My sister was an excellent equestrian, was much older and wiser than me and, I think, had just finished the book, Zen in the Art of Archery by Eugen Herrigel. “To become a great jockey,” she said, “you have to become ONE with the animal. You have to BE the horse. To accomplish this, you’ll need to learn to ride without a saddle or a bridle.”

IMG_0004
We had a Shetland pony named Frisky. Frisky was, well, true to her name. My sister put me on her back and advised me to hold on to her shaggy mane. She then hit Frisky on her rump with a switch and the pony took off like a thoroughbred.

I’m pretty sure Frisky knew exactly where she was going, a fresh clover patch on the other side of the property. And, I think she had a plan for how to get rid of an unwanted rider.

Along the way there was an enormous longleaf pine. It had one giant limb that ran perfectly parallel to the ground. It was about a hand taller than Frisky, in other words, level with my solar plexus. Frisky ran straight for it.

Hanging from the limb by my ribcage and desperately gasping for breath, I began to plot my revenge. Later that day I would hunt for snakes and practice my uppercut…

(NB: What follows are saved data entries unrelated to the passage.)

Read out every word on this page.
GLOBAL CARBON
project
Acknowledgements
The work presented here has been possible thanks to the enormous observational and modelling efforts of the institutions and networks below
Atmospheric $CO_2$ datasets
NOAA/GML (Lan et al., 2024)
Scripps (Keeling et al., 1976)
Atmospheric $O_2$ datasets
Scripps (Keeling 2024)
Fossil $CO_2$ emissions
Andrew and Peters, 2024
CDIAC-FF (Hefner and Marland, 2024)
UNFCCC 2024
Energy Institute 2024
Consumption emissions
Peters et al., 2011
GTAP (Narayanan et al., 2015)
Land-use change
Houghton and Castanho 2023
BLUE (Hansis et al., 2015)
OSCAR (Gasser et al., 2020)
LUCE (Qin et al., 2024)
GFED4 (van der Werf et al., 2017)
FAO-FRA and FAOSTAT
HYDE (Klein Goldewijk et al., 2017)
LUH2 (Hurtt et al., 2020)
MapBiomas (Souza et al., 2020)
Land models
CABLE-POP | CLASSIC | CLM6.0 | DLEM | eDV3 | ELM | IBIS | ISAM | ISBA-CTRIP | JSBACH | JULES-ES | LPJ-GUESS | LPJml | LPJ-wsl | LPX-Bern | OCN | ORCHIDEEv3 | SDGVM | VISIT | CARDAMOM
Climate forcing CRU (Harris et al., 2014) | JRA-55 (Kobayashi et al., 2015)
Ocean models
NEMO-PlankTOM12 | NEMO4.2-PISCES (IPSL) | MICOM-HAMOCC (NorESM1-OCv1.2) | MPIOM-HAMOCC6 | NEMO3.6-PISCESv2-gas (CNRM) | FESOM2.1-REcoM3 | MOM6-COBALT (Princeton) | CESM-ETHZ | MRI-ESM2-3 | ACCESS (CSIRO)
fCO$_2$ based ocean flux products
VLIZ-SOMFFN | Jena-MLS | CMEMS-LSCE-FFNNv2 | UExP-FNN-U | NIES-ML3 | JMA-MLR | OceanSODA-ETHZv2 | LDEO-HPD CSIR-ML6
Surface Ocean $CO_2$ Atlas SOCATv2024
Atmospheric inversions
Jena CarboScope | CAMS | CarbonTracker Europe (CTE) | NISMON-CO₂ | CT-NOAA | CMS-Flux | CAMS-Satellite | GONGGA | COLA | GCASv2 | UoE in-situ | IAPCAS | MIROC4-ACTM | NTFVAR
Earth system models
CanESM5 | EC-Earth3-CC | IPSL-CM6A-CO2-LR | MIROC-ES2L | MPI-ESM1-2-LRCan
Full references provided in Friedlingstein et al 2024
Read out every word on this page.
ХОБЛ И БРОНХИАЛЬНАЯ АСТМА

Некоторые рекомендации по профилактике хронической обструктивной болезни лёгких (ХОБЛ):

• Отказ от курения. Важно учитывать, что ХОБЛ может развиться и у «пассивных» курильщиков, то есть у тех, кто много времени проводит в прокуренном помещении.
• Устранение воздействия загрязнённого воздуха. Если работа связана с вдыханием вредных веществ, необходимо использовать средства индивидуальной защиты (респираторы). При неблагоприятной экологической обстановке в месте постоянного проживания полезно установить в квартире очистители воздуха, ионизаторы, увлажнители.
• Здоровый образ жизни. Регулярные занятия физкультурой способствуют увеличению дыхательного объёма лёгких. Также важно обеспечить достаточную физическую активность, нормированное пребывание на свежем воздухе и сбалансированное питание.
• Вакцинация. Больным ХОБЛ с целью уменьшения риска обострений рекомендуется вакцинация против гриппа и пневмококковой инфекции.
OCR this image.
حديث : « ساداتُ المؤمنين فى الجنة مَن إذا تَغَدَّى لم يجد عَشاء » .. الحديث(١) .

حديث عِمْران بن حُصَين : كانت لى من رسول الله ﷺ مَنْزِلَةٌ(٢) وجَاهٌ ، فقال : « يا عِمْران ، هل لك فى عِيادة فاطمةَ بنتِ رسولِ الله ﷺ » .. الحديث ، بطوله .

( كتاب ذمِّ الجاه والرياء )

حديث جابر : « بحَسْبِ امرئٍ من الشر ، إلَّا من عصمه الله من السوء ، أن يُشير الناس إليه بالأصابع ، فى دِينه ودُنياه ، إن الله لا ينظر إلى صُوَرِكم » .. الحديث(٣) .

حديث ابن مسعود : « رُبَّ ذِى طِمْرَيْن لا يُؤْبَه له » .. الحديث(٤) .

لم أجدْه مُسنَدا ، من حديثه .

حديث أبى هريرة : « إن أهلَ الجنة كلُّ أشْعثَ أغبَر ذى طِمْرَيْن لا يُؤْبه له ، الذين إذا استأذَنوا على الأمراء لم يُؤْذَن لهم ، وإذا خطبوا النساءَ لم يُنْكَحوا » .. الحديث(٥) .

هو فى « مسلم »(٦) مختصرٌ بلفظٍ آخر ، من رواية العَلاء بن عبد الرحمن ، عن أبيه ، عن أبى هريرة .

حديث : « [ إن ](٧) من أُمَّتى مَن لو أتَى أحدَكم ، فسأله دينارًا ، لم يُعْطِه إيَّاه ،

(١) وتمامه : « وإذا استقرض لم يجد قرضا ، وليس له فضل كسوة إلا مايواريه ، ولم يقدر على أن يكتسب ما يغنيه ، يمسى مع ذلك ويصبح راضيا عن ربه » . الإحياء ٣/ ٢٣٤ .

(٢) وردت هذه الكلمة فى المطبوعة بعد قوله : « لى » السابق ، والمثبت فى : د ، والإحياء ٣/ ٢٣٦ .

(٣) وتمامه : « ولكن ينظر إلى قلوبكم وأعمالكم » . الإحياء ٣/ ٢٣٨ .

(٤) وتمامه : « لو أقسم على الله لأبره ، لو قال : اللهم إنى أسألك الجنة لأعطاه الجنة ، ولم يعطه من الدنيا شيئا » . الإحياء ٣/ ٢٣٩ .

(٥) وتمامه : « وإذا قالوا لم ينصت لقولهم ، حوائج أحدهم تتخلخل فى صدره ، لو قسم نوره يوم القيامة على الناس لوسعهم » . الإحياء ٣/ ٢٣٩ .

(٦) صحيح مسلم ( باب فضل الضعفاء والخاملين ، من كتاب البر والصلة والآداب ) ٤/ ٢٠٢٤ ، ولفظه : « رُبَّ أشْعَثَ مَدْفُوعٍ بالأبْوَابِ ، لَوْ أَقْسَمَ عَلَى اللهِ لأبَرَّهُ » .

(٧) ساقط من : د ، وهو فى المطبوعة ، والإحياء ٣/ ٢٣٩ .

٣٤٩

Survivor’s note: Over the span of my childhood, my older brother and sister shot me with a Benjamin Pump Air Rifle (I had to pick out the pellet from my thigh with a Swiss Army knife!), put poison ivy, cayenne pepper and fire ants in my underwear, abandoned me on a buoy in the middle of Lake Pontchartrain, and sold my horse while I was away at summer camp. And, they told me I was Hitler’s son. By comparison, adulthood, with its taxes, Trumps and colonoscopies, has been a leisurely walk in Audubon Park!